Solidez institucional y ciudadanía activa como sustento legítimo de la democracia

La pregunta que cabe no es si hubo o no un intento de golpe aquel día. La pregunta es: ¿quiénes eran los mayores beneficiarios de un proceso de desestabilización que estaba en marcha? Afortunadamente, al día de hoy, sí podemos hacernos esa interrogante gracias a que el intento de derrocamiento no prosperó.

Si algo se comprobó aquel 30 de septiembre fue que cualquier otro gobierno de la última era democrática hubiera caído bajo las mismas circunstancias. El actual régimen no cayó por múltiples razones: aunque aún frágil, ya existe cierta solidez institucional que permite la permanencia de la gobernabilidad; las Fuerzas Armadas dejaron de jugar un papel de espectadores y cumplieron la única razón para la que fueron creadas que es la de asegurar la estabilidad democrática; y, finalmente, la ciudadanía no estaba dispuesta a permitir que un grupo en particular genere el caos y la desestabilización.

La oposición jamás esperó que salieran miles de jóvenes, hombres y mujeres, a “rescatar” al Presidente. Tampoco contaban con que la institucionalidad que tanto repudian estuviese lo suficientemente consolidada para resistir la embestida. Esta institucionalidad no es del todo sólida, sigue en construcción. Quizá el Presidente no debió jamás mediar personalmente en un conflicto laboral; para eso existen ministros, subsecretarios, asesores. Sin embargo, la fragilidad del sistema democrático se probó ese día y sean cuales fueren las lecturas e interpretaciones que quieran dar los militares que participaron en los sucesos de esa jornada, la percepción de la ciudadanía sobre los sucesos de aquel 30 de septiembre seguirán siendo divergentes.

La realidad sigue siendo que hubo (y aún los hay) actores que quisieron ver el fracaso de este gobierno. Existen las grabaciones, los videos, las comunicaciones que lo confirman. Igualmente es innegable que hubo una estrategia sistemática de desinformación sobre los beneficios de la Ley de Servicio Público. Existen los correos electrónicos y los pasquines que se repartían en los cuarteles con el único fin de generar malestar entre los miembros de las fuerzas policiales y militares. La supuesta desaparición del Instituto de Seguridad Social de las Fuerzas Armadas (ISSFA) sigue generando malestar pese a que se ha repetido y prometido innumerables veces que esta institución no desaparecerá.

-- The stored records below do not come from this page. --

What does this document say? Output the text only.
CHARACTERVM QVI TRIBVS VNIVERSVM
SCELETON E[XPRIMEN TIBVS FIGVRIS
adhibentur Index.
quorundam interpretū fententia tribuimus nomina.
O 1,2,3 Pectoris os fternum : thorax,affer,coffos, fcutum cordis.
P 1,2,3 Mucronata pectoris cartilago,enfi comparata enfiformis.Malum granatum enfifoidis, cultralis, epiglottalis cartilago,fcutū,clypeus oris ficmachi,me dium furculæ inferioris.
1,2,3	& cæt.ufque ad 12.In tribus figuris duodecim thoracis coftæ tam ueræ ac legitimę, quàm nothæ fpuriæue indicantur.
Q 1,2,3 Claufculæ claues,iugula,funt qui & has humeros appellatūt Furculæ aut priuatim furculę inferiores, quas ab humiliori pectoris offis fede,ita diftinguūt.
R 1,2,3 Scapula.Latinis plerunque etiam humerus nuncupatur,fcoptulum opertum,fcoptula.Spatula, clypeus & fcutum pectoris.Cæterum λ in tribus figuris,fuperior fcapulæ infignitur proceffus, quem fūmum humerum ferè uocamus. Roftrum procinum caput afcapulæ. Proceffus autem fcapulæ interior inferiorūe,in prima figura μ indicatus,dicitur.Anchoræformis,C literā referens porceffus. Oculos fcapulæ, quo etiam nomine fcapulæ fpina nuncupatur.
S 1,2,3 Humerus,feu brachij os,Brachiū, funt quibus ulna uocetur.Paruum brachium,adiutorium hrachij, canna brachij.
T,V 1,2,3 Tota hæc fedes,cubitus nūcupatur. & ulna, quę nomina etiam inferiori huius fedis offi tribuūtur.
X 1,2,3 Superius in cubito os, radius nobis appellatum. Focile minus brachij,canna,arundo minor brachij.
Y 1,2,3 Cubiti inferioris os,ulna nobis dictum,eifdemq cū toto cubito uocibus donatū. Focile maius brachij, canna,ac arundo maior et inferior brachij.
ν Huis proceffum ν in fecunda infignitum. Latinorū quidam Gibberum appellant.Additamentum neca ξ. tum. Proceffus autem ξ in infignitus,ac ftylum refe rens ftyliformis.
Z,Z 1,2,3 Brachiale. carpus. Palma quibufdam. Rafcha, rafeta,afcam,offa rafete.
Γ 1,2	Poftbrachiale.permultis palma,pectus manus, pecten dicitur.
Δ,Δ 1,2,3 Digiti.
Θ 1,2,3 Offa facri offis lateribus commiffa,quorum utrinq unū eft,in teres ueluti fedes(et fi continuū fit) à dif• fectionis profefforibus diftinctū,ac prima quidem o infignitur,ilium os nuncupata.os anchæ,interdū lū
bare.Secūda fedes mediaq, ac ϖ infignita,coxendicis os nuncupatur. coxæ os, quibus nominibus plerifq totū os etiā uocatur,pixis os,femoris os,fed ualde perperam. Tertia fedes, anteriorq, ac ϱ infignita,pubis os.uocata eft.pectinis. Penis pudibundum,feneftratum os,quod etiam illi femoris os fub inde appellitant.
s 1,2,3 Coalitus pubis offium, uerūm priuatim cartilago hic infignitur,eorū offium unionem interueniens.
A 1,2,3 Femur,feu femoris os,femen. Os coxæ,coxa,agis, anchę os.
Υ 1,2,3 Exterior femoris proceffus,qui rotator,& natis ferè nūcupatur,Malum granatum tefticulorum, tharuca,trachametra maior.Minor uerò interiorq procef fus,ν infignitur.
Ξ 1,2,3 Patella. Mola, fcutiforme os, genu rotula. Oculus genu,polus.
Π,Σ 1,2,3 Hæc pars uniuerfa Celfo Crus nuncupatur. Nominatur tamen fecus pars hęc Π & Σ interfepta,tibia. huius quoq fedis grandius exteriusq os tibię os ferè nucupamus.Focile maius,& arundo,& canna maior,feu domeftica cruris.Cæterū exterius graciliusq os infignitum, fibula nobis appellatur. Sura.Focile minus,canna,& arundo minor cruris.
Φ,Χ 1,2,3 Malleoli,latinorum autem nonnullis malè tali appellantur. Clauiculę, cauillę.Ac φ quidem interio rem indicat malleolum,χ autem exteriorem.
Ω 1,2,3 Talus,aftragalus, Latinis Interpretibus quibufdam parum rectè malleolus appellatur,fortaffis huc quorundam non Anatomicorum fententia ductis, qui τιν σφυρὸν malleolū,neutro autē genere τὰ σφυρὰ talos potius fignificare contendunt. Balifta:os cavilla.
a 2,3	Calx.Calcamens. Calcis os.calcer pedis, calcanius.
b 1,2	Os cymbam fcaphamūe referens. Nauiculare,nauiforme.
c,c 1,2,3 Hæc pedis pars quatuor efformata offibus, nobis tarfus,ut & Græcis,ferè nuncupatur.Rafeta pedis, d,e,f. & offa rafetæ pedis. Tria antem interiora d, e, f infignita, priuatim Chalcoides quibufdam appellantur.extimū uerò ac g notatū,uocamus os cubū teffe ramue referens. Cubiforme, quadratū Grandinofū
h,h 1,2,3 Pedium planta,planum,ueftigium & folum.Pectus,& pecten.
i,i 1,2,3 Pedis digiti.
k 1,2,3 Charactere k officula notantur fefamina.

La campaña de desinformación continúa y la especulación dentro de las filas militares es perniciosa. Alguien espera capitalizar de ese malestar y convertirlo en una fuerza de choque contra el actual gobierno, no queda duda.

Más allá de condenar al general por su insubordinación –en sentido figurado–, pienso que la visión de los hechos que pueda proporcionar el hombre que se encargó de dirigir la operación que rescató al Presidente de la República es extremadamente valiosa, aunque parcializada. Creo que en su análisis faltó abordar el papel que jugó el grupo de ciudadanos que mantuvieron vigilia desde las 8 de la mañana hasta las 8 de la noche, en genuina defensa de la democracia. Fue precisamente esa persistencia ciudadana la que obligó a las Fuerzas Armadas a dejar de ser un actor pasivo y tomar la decisión de actuar. Su desempeño fue, en efecto heroico, pero que el general no se confunda: también fue extremadamente tardía.

No debemos confundir el papel de garantes de la democracia de la Fuerzas Armadas versus el papel de la ciudadanía como vigilante de la democracia.